When the gifted child wants to ignore his gifts

When the gifted child wants to ignore his gifts

Generally, gifted children are delighted with the test they took: they were able to give their all, were complimented for their hard-won victories, and were addressed as people to be taken into consideration. . Except that this is not the case for everyone…

Some gifted children cannot help but feel a vague dissatisfaction: they are willing to admit that they did not feel very well, that the vague notion of a difference sometimes tormented them, but they absolutely refuse to be placed in a category that would relegate them to a group apart that they don’t want to be a part of. Let us know it well: they have nothing to do with these big, grandiloquent heads that we make fun of, they are like all the other children, they don’t want to hear anything about it, read anything, know anything, they are not not concerned.

Of course, they enjoyed taking tests, but to some extent they will say that they were fooled by finding interest in an activity which, precisely, appeals to gifted children. It would be a simple coincidence, they accept that they are given facilities, like many of their classmates, but nothing exceptional. Their vehement refusal leaves no room for discussion.

Fear of being under pressure

The first reason motivating this absolute refusal is undoubtedly the fear of now being held to an obligation of results : at the first lower mark, they will be told “the tests showed that you are intelligent, so there is no reason why you should not succeed”. They will no longer have the right to make mistakes. They also avoid the anxiety of imagining their gifts disappearing in the event of failure. However, by force of circumstances, they are obliged to constrain themselves in certain areas to avoid differentiating themselves from their comrades. They must always maintain a state of vigilance which is undoubtedly so natural to them that they do not even notice it.

Maybe Do they fear, by recognizing themselves as gifted, of falling into a universe about which they know nothing? : they will be isolated, far from their friends, they imagine themselves walking on this deserted road without a guide and without a compass. At least the other children provide them with these guides, they give them instructions when they feel like they haven’t fully understood the rules that the others have understood without hesitation. Alone and without these instructions, they will feel completely lost: their parents who love them do not want to plunge them into this hell of solitude.
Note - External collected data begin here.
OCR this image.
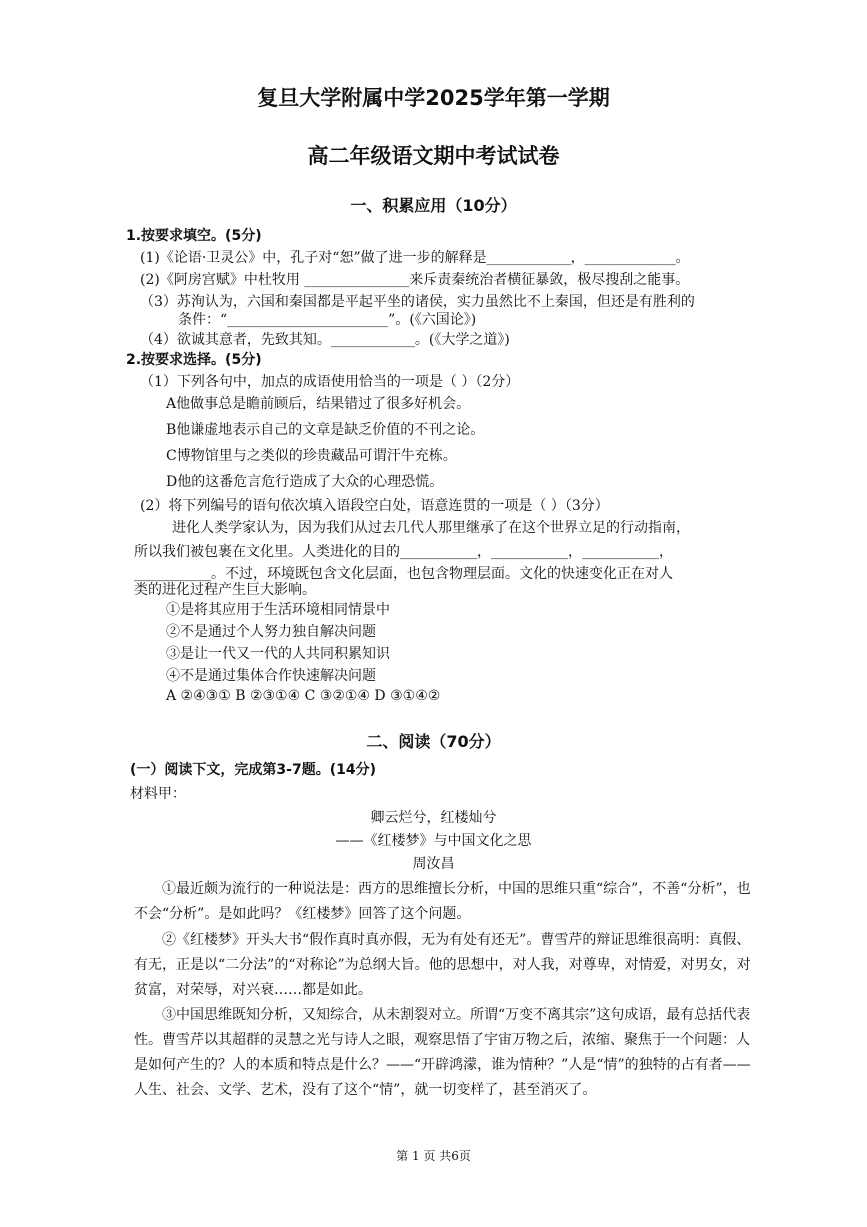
复旦大学附属中学2025学年第一学期
高二年级语文期中考试试卷
一、积累应用（10分）
1.按要求填空。(5分)
(1)《论语·卫灵公》中，孔子对“恕”做了进一步的解释是____________，_____________。
(2)《阿房宫赋》中杜牧用 _______________来斥责秦统治者横征暴敛，极尽搜刮之能事。
（3）苏洵认为，六国和秦国都是平起平坐的诸侯，实力虽然比不上秦国，但还是有胜利的
条件：“_______________________”。(《六国论》)
（4）欲诚其意者，先致其知。____________。(《大学之道》)
2.按要求选择。(5分)
（1）下列各句中，加点的成语使用恰当的一项是（ ）（2分）
A他做事总是瞻前顾后，结果错过了很多好机会。
B他谦虚地表示自己的文章是缺乏价值的不刊之论。
C博物馆里与之类似的珍贵藏品可谓汗牛充栋。
D他的这番危言危行造成了大众的心理恐慌。
(2）将下列编号的语句依次填入语段空白处，语意连贯的一项是（ ）（3分）
进化人类学家认为，因为我们从过去几代人那里继承了在这个世界立足的行动指南，
所以我们被包裹在文化里。人类进化的目的___________，___________，___________，
___________。不过，环境既包含文化层面，也包含物理层面。文化的快速变化正在对人
类的进化过程产生巨大影响。
①是将其应用于生活环境相同情景中
②不是通过个人努力独自解决问题
③是让一代又一代的人共同积累知识
④不是通过集体合作快速解决问题
A ②④③① B ②③①④ C ③②①④ D ③①④②
二、阅读（70分）
(一）阅读下文，完成第3-7题。(14分)
材料甲：
卿云烂兮，红楼灿兮
——《红楼梦》与中国文化之思
周汝昌
①最近颇为流行的一种说法是：西方的思维擅长分析，中国的思维只重“综合”，不善“分析”，也不会“分析”。是如此吗？《红楼梦》回答了这个问题。
②《红楼梦》开头大书“假作真时真亦假，无为有处有还无”。曹雪芹的辩证思维很高明：真假、有无，正是以“二分法”的“对称论”为总纲大旨。他的思想中，对人我，对尊卑，对情爱，对男女，对贫富，对荣辱，对兴衰……都是如此。
③中国思维既知分析，又知综合，从未割裂对立。所谓“万变不离其宗”这句成语，最有总括代表性。曹雪芹以其超群的灵慧之光与诗人之眼，观察思悟了宇宙万物之后，浓缩、聚焦于一个问题：人是如何产生的？人的本质和特点是什么？——“开辟鸿濛，谁为情种？”人是“情”的独特的占有者——人生、社会、文学、艺术，没有了这个“情”，就一切变样了，甚至消灭了。
第 1 页 共6页
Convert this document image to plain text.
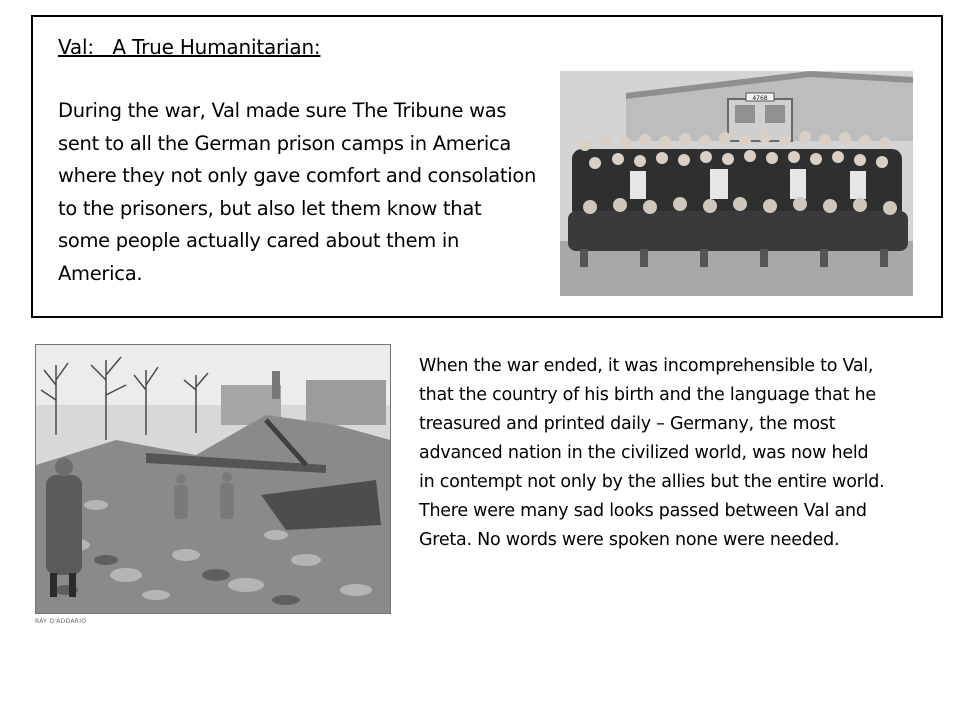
Val:   A True Humanitarian:
During the war, Val made sure The Tribune was sent to all the German prison camps in America where they not only gave comfort and consolation to the prisoners, but also let them know that some people actually cared about them in America.
4768
RAY D'ADDARIO
When the war ended, it was incomprehensible to Val, that the country of his birth and the language that he treasured and printed daily – Germany, the most advanced nation in the civilized world, was now held in contempt not only by the allies but the entire world. There were many sad looks passed between Val and Greta. No words were spoken none were needed.
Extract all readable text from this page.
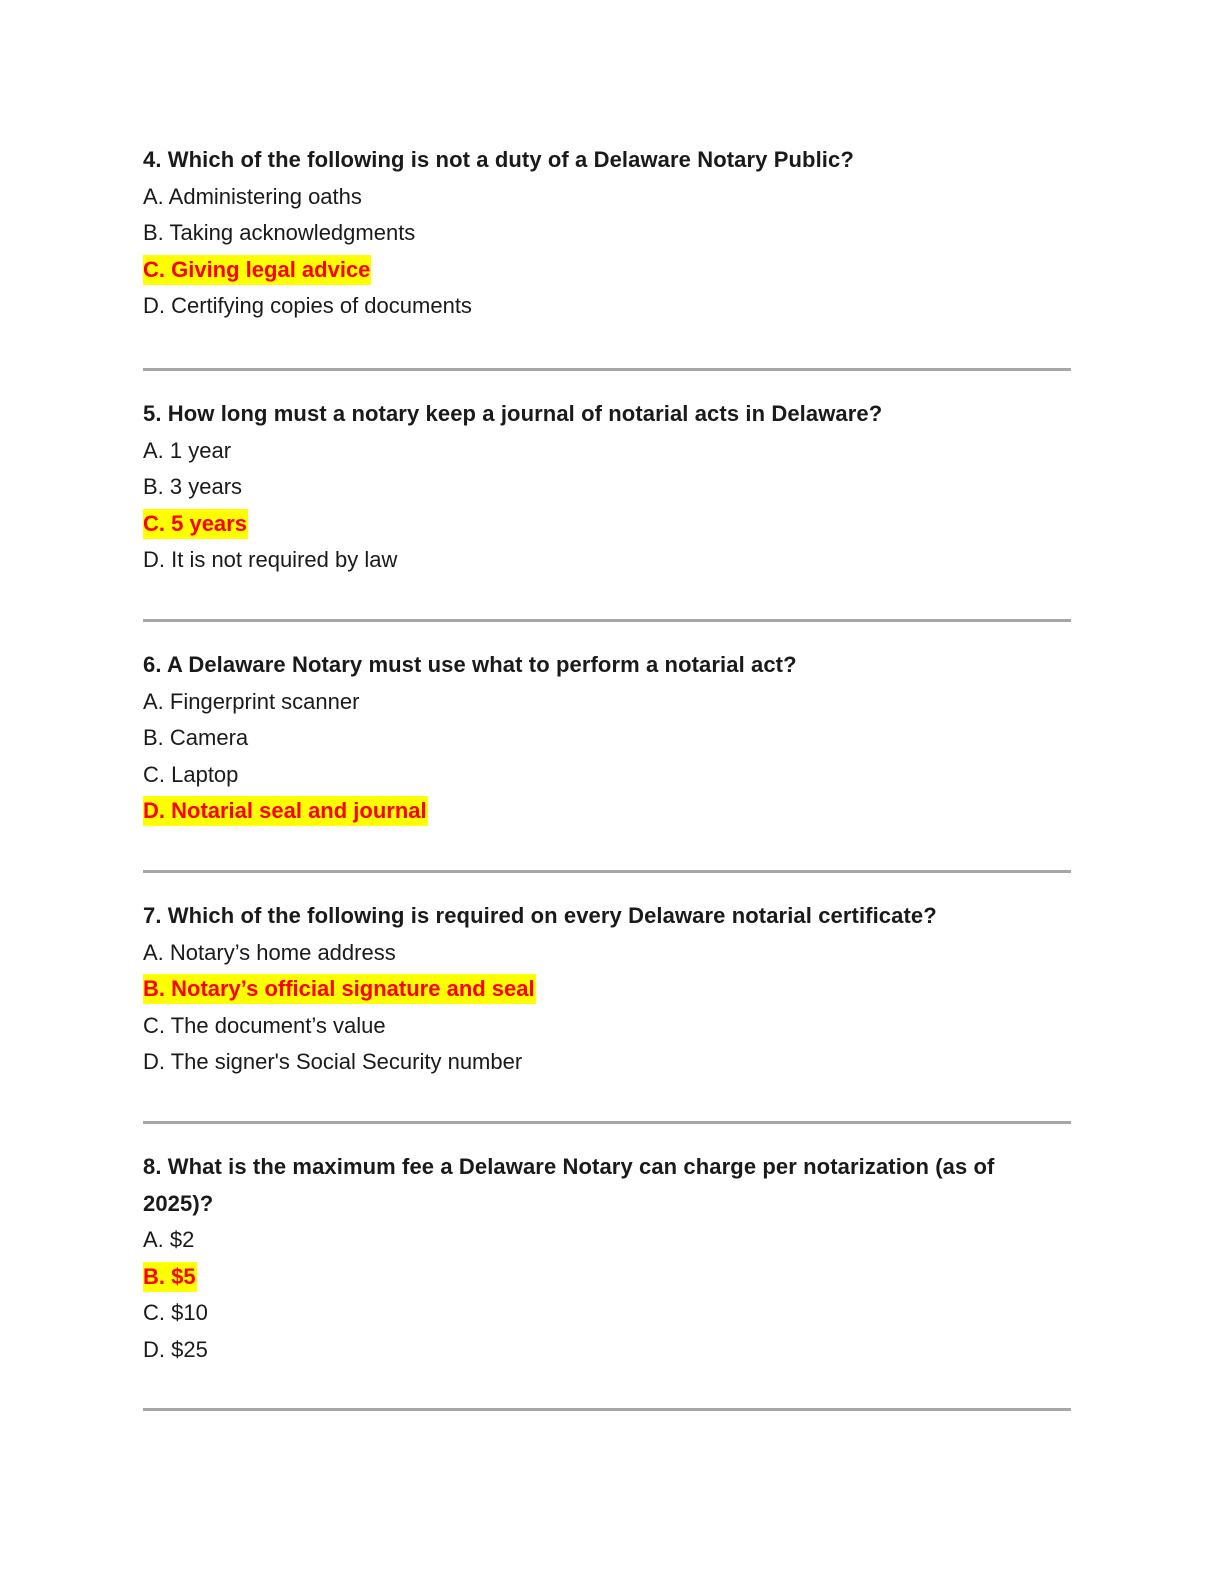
4. Which of the following is not a duty of a Delaware Notary Public?

A. Administering oaths
B. Taking acknowledgments
C. Giving legal advice
D. Certifying copies of documents

5. How long must a notary keep a journal of notarial acts in Delaware?

A. 1 year
B. 3 years
C. 5 years
D. It is not required by law

6. A Delaware Notary must use what to perform a notarial act?

A. Fingerprint scanner
B. Camera
C. Laptop
D. Notarial seal and journal

7. Which of the following is required on every Delaware notarial certificate?

A. Notary’s home address
B. Notary’s official signature and seal
C. The document’s value
D. The signer's Social Security number

8. What is the maximum fee a Delaware Notary can charge per notarization (as of 2025)?

A. $2
B. $5
C. $10
D. $25
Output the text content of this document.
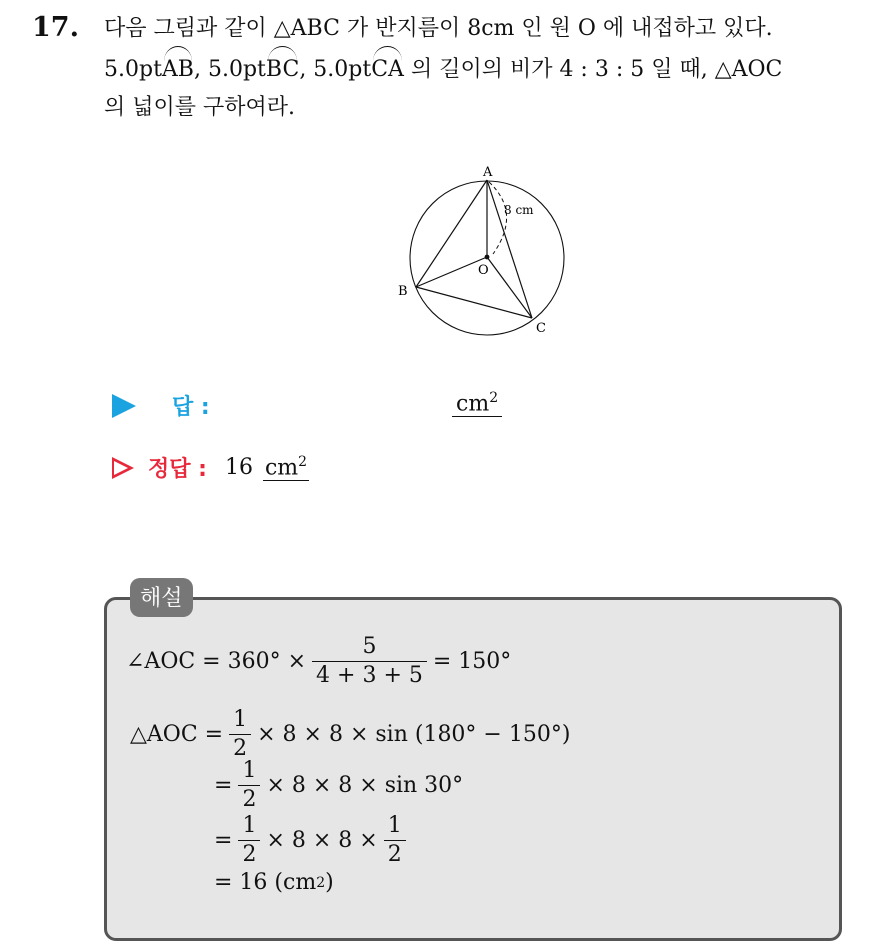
17. 다음 그림과 같이 △ABC 가 반지름이 8cm 인 원 O 에 내접하고 있다.
5.0ptAB, 5.0ptBC, 5.0ptCA 의 길이의 비가 4 : 3 : 5 일 때, △AOC
의 넓이를 구하여라.
A
B
C
O
8 cm
답 :	$cm^2$
정답 : 16 $cm^2$
해설
∠AOC = $360^\circ \times \frac{5}{4 + 3 + 5} = 150^\circ$
△AOC = $\frac{1}{2} \times 8 \times 8 \times \sin (180^\circ - 150^\circ)$
= $\frac{1}{2} \times 8 \times 8 \times \sin 30^\circ$
= $\frac{1}{2} \times 8 \times 8 \times \frac{1}{2}$
= 16 (cm 2 )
The fear of being isolated

If we tell them that they are not the only ones and that many children look like them, they are wary, they have heard too much about so-called “precocious” children who are quickly overwhelmed with all possible misfortunes, they do not want to be unhappy , they are children like all the others.

Of course, if we insist, they end up admitting that they have friends, but no real friend and they talk about the lost and never replaced friend they knew in Kindergarten, sometimes even at the nursery or with the nanny, without us being able to know if this dear friend is evoked to demonstrate that they are capable of having friends. Then, a move took them away, at an age when we are still too young to use current means of communication and their parents lost track of them…

Waiting for parents to click

Faced with this stubborn refusal, parents have no choice but to wait for the event that will trigger this recognition of their gifts, while fervently hoping that this event will not be too dramatic or traumatic. They are ready to intervene in the way they hope will be most effective: since the revelation of their child’s gift, they have accumulated knowledge through their reading, their wandering on the internet and their exchanges with other parents. When the day comes, they won’t be caught off guard.

They cannot help but suffer for their stubborn child who imposes this constraint of “norm” on himself because it seems more bearable to them than the change of category, but he certainly pays the price for this stifling of his personality, even if he proclaims that he feels perfectly happy. His parents are loath to trap him by enrolling him in an association or a colony where he will find himself in the company of other gifted children who have accepted, most often with relief, the recognition of their intellectual gifts.

A reality denied, but known by the child

A denial of a reality, however violent it may be, does not prevent this reality from being known, even deeply buried deep within oneself, by those who want to deny it: it remains stored in a meander of thought, as a last resort in the event that relationship difficulties appear, for example. It cannot be completely hidden, the trace remains, impossible to erase. It would be a final remedy in a situation of unexpected distress, but if the parents are not able to bring up this memory, it risks being practically erased: a discomfort sets in, painful and nagging and the key can be ‘explain is lost.

A gift that is confirmed without diagnosis

Eventually, only gifted children, born leaders, who know how to impose the laws they themselves have decreed, do not need to bother with this diagnosis. If they don’t have a real friend, they have allies, collaborators, discreetly admiring this child who knows how to distinguish himself from others so well without appearing to force his nature. Command comes naturally to him and others are happy to follow him in his bold initiatives which they would not have dreamed of.

Let’s reassurethose who say to themselves “I have never been like that”, it is a tiny minority and, generally, their adult life confirms their gifts and the happy use they know how to make of them. With them, the gift is not hidden, it is fully exploited, they did not need to constrain themselves to be like others, they made sure that others wanted to be like them. For the majority, the intellectual gift, admitted or not, gives the person who bears it a singular brilliance like no other.

Advice : it is useless to insist that the child admit his gift, he would become even more angry, but we can make very discreet allusions to it by talking about other people who are gifted differently and the inner wealth that this gift gives them.